After Honesdale residents held a Black Lives Matter protest on June 4, some accused Adams of violating PA’s official oppression statute. The charges are rooted in allegations that Adams used his influence as an official to pressure local news outlet Wayne Pike News to take down a story about the protest from its website. These allegations were made public via an online blog written by Honesdale resident and business owner Dave Harvey.
On Thursday, Smith announced that after an investigation by the Wayne County Detectives, District Attorney A.G. Howell determined that Adams did not violate the official oppression statute. The DA released the same information a day later.
“After an investigation... it was determined that Mr. Adams did not make demands upon the news media or use his position to influence the news media,” Howell said in a statement. “It appeared the actions of Mr. Adams were out of genuine concern for the safety of the people and property of the community and the final decision to remove a story was made by the news media. This office has declined to take any further action.”
Smith then praised Adams as a public servant, pointing out his work organizing the Wayne County Emergency Food Relief Fund, which helped feed residents during the early weeks of the COVID-19 pandemic, along with several other charitable events that Adams has been involved in.
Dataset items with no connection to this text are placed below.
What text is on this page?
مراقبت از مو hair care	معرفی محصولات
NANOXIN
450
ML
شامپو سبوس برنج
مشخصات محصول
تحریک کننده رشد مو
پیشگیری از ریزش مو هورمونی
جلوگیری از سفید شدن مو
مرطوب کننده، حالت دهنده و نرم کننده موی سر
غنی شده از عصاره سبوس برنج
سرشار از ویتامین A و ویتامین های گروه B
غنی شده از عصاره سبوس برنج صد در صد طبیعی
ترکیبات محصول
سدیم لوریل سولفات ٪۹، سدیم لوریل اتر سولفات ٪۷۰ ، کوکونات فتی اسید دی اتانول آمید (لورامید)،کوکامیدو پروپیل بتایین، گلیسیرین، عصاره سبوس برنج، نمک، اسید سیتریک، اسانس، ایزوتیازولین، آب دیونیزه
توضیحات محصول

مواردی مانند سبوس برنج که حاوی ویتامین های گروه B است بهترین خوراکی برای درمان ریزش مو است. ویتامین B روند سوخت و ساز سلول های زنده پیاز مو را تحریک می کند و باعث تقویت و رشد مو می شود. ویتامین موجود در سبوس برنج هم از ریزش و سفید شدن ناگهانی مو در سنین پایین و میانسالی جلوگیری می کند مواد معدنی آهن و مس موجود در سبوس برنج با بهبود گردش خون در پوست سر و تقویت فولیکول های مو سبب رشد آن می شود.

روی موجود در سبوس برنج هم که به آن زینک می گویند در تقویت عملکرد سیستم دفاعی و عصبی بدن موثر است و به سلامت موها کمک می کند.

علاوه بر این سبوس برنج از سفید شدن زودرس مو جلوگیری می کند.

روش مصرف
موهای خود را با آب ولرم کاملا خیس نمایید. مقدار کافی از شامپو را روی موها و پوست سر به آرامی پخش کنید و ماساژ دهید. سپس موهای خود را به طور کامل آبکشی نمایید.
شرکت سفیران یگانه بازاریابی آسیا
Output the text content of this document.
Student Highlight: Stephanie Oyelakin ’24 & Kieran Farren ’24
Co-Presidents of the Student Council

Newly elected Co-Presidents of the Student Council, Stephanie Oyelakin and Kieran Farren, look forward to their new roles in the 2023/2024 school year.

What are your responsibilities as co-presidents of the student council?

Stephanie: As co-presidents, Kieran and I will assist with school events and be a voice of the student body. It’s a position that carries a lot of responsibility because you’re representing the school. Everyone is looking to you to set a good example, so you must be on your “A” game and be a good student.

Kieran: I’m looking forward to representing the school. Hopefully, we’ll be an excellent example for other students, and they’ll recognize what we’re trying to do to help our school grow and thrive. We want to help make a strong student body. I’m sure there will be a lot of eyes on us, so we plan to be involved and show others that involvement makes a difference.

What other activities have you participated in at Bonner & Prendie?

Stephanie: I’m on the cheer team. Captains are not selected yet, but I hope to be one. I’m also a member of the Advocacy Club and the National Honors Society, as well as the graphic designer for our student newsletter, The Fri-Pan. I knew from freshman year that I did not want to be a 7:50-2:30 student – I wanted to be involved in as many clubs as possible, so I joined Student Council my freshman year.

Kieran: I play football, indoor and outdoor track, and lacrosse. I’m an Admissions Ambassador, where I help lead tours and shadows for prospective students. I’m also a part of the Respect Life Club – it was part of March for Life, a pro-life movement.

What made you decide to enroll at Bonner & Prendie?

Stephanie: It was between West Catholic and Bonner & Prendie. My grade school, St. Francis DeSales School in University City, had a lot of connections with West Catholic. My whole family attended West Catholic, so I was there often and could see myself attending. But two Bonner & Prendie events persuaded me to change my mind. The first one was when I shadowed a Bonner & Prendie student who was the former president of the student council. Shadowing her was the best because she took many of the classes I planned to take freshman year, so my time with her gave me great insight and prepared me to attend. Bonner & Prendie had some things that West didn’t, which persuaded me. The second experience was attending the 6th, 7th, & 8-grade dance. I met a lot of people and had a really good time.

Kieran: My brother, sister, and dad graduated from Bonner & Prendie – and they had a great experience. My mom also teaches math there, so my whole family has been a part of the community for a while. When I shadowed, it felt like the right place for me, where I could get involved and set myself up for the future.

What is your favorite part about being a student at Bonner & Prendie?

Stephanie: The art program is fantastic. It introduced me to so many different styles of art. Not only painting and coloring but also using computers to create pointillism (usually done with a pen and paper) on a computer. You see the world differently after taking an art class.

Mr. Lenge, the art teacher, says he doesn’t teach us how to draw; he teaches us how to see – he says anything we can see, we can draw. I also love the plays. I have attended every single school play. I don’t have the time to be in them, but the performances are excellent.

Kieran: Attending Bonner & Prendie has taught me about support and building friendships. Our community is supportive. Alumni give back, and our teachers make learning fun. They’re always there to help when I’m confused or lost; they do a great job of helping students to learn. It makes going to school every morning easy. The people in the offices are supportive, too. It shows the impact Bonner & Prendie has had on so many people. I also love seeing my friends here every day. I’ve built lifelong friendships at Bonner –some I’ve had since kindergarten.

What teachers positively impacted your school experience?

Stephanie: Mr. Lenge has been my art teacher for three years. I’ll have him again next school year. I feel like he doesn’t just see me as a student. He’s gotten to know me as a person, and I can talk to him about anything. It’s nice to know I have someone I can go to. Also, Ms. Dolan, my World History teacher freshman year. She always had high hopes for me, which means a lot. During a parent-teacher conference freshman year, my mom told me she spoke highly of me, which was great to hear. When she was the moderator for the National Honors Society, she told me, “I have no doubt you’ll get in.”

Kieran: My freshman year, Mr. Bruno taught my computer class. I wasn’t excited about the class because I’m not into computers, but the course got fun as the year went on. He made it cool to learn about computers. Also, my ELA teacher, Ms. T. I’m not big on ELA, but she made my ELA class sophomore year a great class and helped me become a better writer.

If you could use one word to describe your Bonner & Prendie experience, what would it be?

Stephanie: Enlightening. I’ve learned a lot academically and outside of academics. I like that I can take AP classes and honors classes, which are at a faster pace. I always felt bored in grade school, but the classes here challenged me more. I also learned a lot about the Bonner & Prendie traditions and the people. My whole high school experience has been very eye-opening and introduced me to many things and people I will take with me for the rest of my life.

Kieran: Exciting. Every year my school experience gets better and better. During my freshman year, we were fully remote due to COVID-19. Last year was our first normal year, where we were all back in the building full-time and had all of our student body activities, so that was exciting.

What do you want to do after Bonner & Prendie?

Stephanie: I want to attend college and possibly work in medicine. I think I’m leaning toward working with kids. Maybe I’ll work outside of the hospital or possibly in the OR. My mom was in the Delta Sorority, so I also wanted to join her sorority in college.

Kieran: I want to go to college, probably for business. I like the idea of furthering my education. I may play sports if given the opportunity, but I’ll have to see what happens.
“Mr. Adams is a professional person in our community who has gone above and beyond anybody else that I can name trying to help people,” Smith said. “I’m very proud to sit alongside Mr. Adams as a commissioner.”
Cramer also spoke in support of Adams, saying that in addition to donating money, he “rolls up sleeves” and gives “an awful lot of work and an awful lot of time” to the community.
At the end of the meeting, Smith addressed the recent COVID-19 restrictions that Gov. Tom Wolf has put into place amid the rising number of positive cases. State officials have concluded that another surge is underway and are warning that it could be worse than the first. PA counted more than 1,000 new cases on the day of the commissioner’s meeting. The governor’s new restrictions reduced restaurants’ operating capacity from 50 percent to 25 percent for indoor dining. Alcohol consumption is now only allowed when served with meals. Indoor gatherings are limited to 25 people, and outdoor gatherings are limited to 250 people.
Smith called these restrictions “crippling” for local businesses, specifically naming resorts like Woodloch Resort, The Settlers Inn and Cove Haven resorts. Smith argued that Wayne County should be differentiated from densely “high-flow” urban areas where the virus is spreading more rapidly. Since moving into the governor’s green phase of reopening on June 12, Wayne County has seen 22 new positive cases of the virus.
“We cannot just sit by and watch these businesses shut down because there are places where numbers are increasing, because here our numbers are not increasing,” Smith said. “We ask the governor to please be respectful of those places [that] are taking this seriously and doing the right thing, because we want our businesses to survive."